Alegory menjadi dewasa yang sangat longgar dari Henry, dari Taman Eden milik Marleen ke konfrontasinya dengan iblis, membuatnya berhenti dari kelas-kelas Sekolah Minggu (dalam tradisi gereja Baptis di Amerika selain kebaktian minggu, ada juga kelas-kelas untuk pendalaman Alkitab yang disebut Sunday Schools) ke ambiguitas moral Alkitab.“I’ve changed my ideas about a lot of things,” Henry berkata kepada sepupunya setelah janji untuk menjaga keperjakaannya luluh di hadapan Marleen Green. Sang sepupu menanyakan apa yang terjadi. “I started reading the Bible,” katanya. Ia baru benar-benar membaca Alkitab ketika diperhadapkan dengan pergumulan eksistensial. 


Bukankah hidup kita seringkali seperti Henry Dampier?

Kita menyangka kita telah berada di jalan yang benar, kita telah bekerja pada orang yang benar, kita telah membela orang yang benar, kita telah memegang ideologi yang benar, kita telah melakukan yang benar, tetapi sebenarnya kita bersandar pada tiang yang salah. Banyak kali tanpa kita sadari kita sebenarnya sedang membela para penjahat, dan penipu, dan pembunuh dan kita menyangka kita sedang melayani Tuhan lewat apa yang kita lakukan.

Seperti Henry kita menyangka kita sedang bekerja sebagai abdi negara, yang membolehkan kita untuk melanggarkan sejumlah prinsip moral dan etis, tetapi sesungguhnya kita sedang mengabdi pada para penipu yang memperalat kita untuk kepentingan mereka saja. Kita begitu naive untuk tidak mengetahui ke mana, dari mana dan untuk apa kerja yang kita lakukan.  Ada juga yang sadar namun tidak berdaya untuk melepaskan diri, atau sudah merasa nyaman dalam kejahatan sehingga dan berusaha merasionalisasi apa yang sedang dijalani.
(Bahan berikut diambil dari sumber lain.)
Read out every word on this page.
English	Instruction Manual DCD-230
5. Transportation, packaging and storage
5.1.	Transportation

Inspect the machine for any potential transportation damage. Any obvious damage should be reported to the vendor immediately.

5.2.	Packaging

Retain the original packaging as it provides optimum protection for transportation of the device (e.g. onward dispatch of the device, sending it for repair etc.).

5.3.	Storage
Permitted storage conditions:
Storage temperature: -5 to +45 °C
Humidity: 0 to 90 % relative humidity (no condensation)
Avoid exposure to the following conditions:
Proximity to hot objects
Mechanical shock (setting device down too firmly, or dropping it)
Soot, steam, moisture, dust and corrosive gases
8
Ketika kita tidak sadar akan apa yang kita lakukan kita akan berkata “kita hanyalah penjual Alkitab”, Cuma sebuah buku, sebuah barang yang sedang kita jual, seperti halnya barang-barang dan buku lainnya. Tetapi ketika kita diperhadapkan dengan dilema-dilema moral dan etis dalam pekerjaan kita maka kita, seperti Henry, akan bilang “saya mulai membaca Alkitab”. Bukan sebuah buku lagi yang sedang kita perjualbelikan namun sebuah kuasa yang sedang kita hadapi, kuasa yang menggoncang iman kita, yang mengganggu kesadaran dan nurani kita. Sebelumnya kita hanya “menjual Alkitab”, kini kita mulai “membaca Alkitab”.

Kembali ke film Gangster Squad, kita mengerti sekarang mengapa sersan Jerry Wooters (Ryan Gosling) mengaku kepada Grace Faraday (Emma Stone) bahwa ia adalah seorang penjual Alkitab. Para polisi sedang melakukan sesuatu yang mereka tahu salah: main hakim sendiri melawan para bandit, membantai para bandit tanpa jalur hukum. Sersan John O'Mara bahkan berkata: “We are not solved any case here, we are going to war!”. 

Mereka tahu tugas mereka sebagai polisi adalah melindungi tetapi karena para gangster sudah tak bisa diatasi lagi, mereka mengatasinya dengan cara mereka sendiri. Dan mereka sadar itu salah tapi mereka tak punya pilihan. Jerry Wooters saat hendak menembak seorang musuh yang terjatuh, sang musuh berkata: “kamu tak mungkin melakukan ini, kamu seorang polisi.” Wooters berkata: “tidak lagi,” lalu menembak orang itu.  Tulisan dalam trailer itu berbunyi: “To save the law, break it!”

Itulah para penjual Alkitab yang merasa tak ada hubungan antara apa yang mereka lakukan dan apa yang tertulis dalam Alkitab. Menjual Alkitab adalah satu hal, membaca dan menaati Alkitab adalah hal yang berbeda.